Sunday, May 22, 2016

Back to Basics

The Association of periOperative Nurses (AORN) started adopting a back-to-basics approach to continuing education and in journal articles. These articles inspired me to adopt this approach to continuing education for the experienced staff nurses that I work with at the medical center. Let me be clear, this is not because of lack of skill or knowledge on their parts, it was to encourage a focus on the basics of what it means to be a safe practitioner in the operating room. In the operating room, the technology that the nurse is responsible for being able to prepare, operate, and troubleshoot is truly amazing. It can be easy for the nurse to get very task focused and to get the basics so engrained in muscle memory that the technology can take center stage. This approach looks to refocus the staff nurses on the basics of what is done and the why behind it, which is patient safety.

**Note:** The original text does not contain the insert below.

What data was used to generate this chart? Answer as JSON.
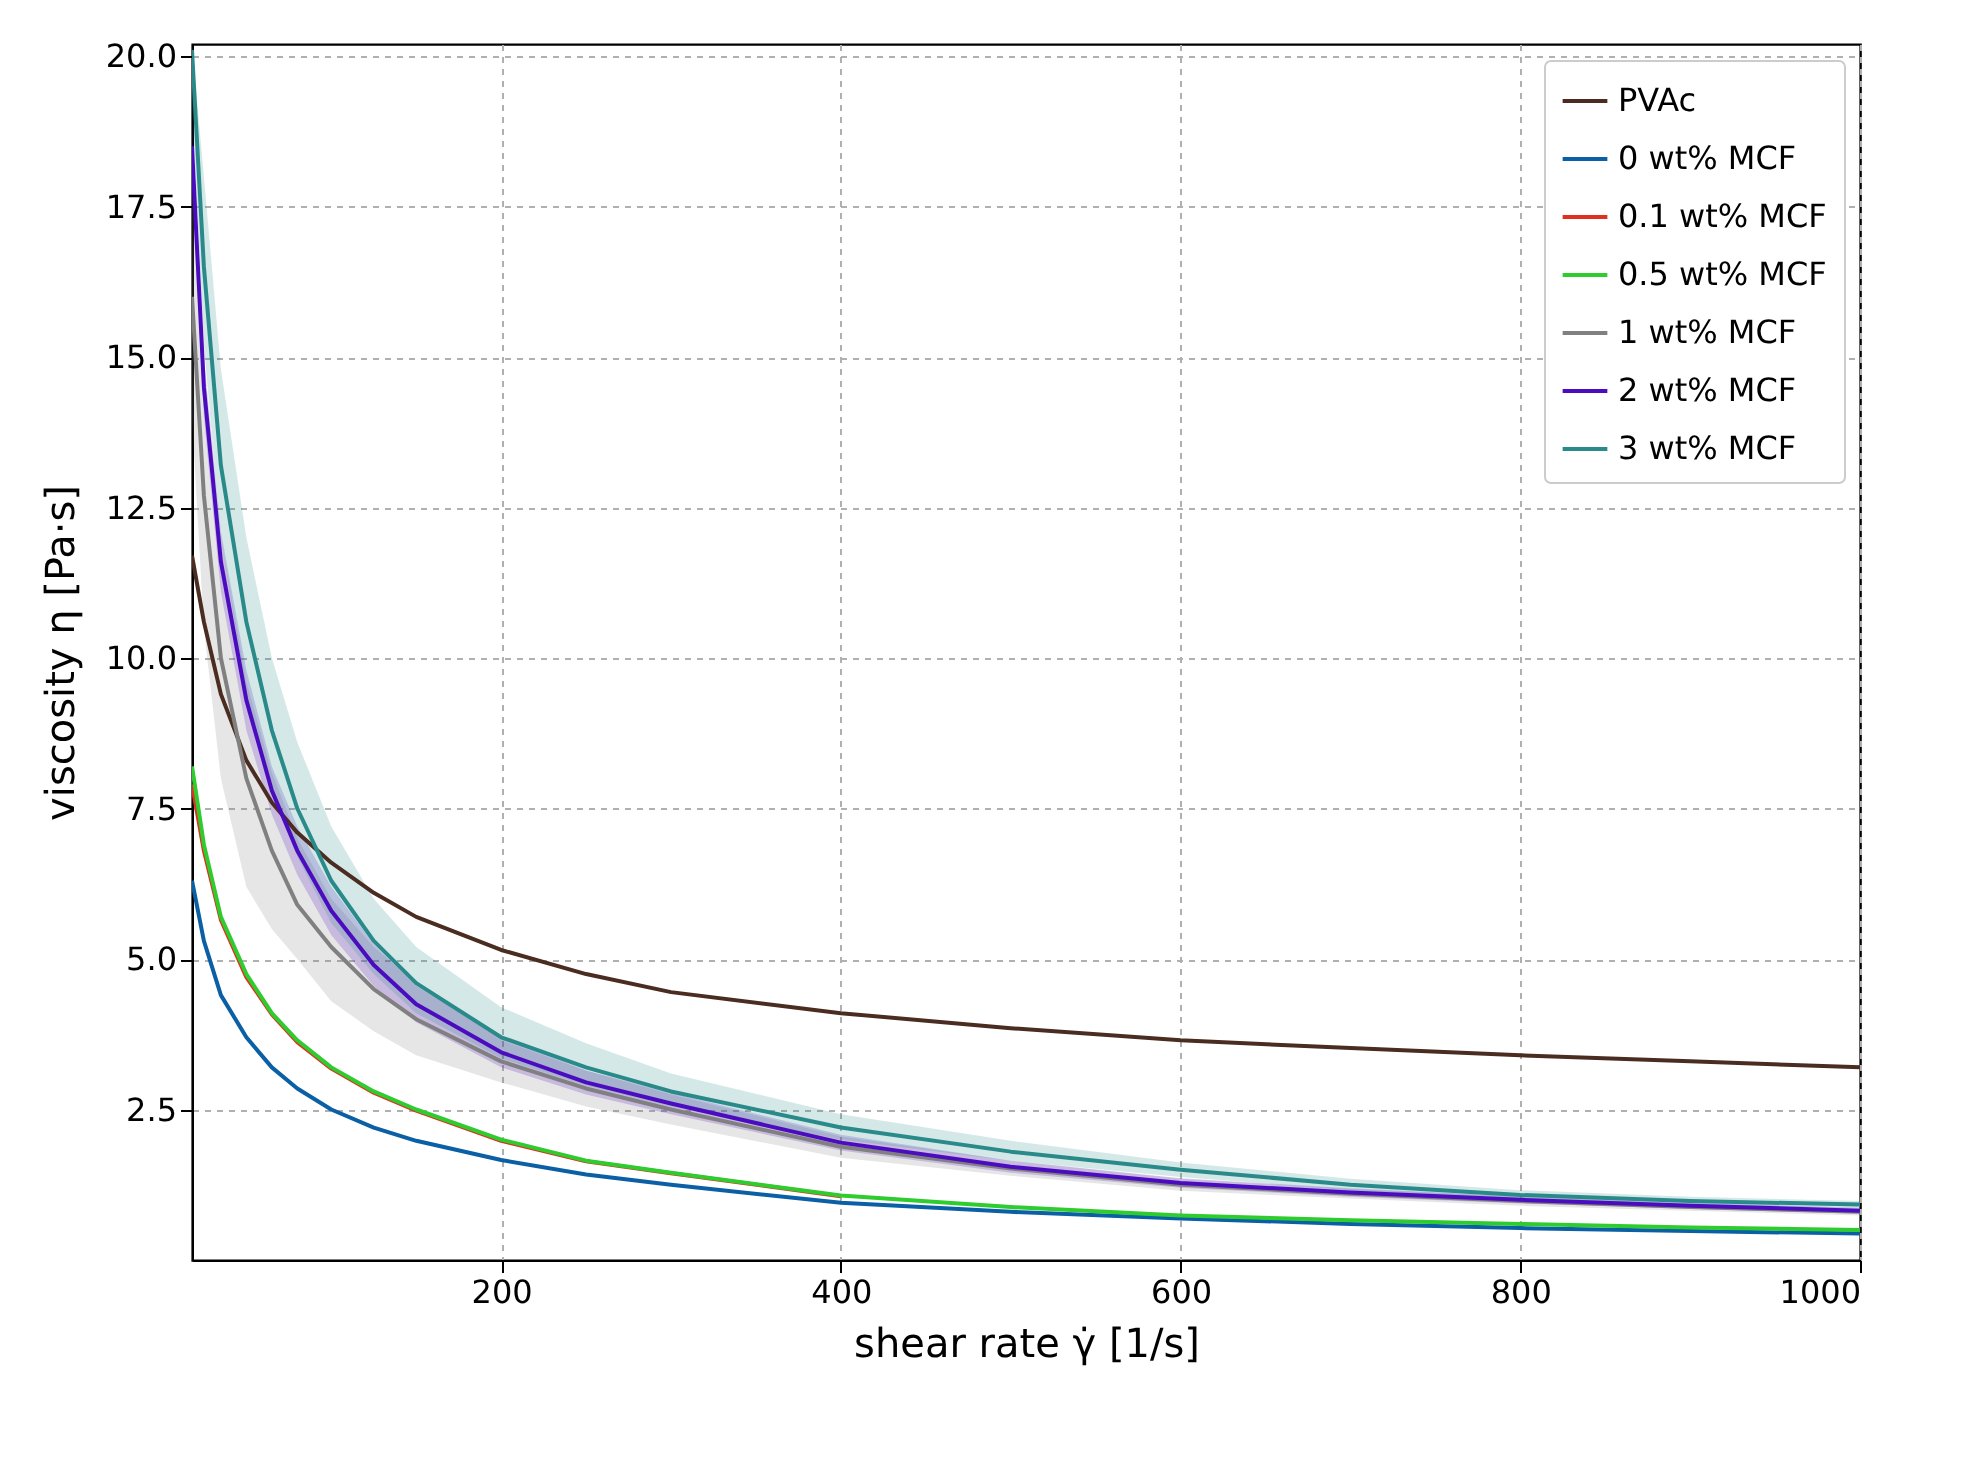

Technology, while attempting to improve patient safety, has taken a lot of the art out of nursing. Regulations, policies, and procedures, while attempting to protect patients who are very vulnerable, have taken some of the essence of nursing away from the registered nurse. I see it in a variety of settings, where the nurse talks to the computer instead of engaging the patient or where the nurse responds to a computer alert or monitor sound instead of the patient in the bed. This is where a back-to-basics approach can begin to help, to refocus nurses on the basics of patient care. The nurses at the medical center are amazing and truly do provide excellent care. I hope to be able to help them rediscover the art of nursing since they seem to have the science of nursing down so well.